Awas! Proses Pilkada Bisa Jadi Cluster Baru Covid-19

Sekretarsi komisi I DPRD Provinsi, Sadar Muslihat

RADARCIANJUR.com – Anggota Komisi 1 DPRD Provinsi Jawa barat, fraksi Partai Keadilan Sosial (PKS) Sadar Muslihat menilai, bahwa proses Pemilihan Kepala Daerah (Pilkada) serentak yang kian dekat ini kemungkinan bisa menjadi cluster baru penyebaran virus Covid-19 yang masih belum ditetapkan usai hingga saat ini.

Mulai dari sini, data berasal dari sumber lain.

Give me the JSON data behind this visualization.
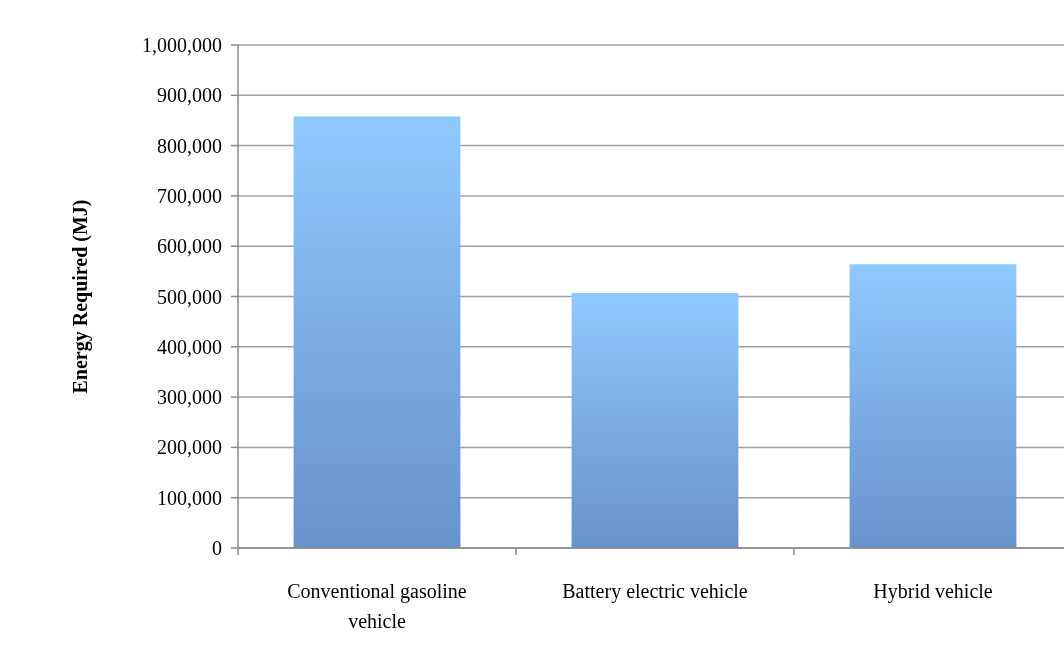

“Ya, kalau dalam proses Pilkada seperti kampanye atau sosialisasi calon nanti, termasuk saat pemilihan itu tidak menerapkan protokol kesehatan, ada kemungkinan bisa menjadi cluster baru Covid,” ujar Sadar, saat ditemui radarcianjur.com, disela-sela kesibukannya, Selasa (25/8/2020).

Maka dari itu, Sadar menyampaikan bahwa begitu pentingnya penerapan protokol kesehatan di masa tatanan hidup baru saat ini.

“Jadi sebetulnya sekarang itu menjadi salah satu kesempatan juga bagi para calon yang ikut kontestasi Pilkada untuk gencar menyosialisasikan penerapan itu ke masyarakat. Kan secara tidak langsung bisa menjadi ladang mencari popularitas. Tapi dengan aturan juga,” katanya.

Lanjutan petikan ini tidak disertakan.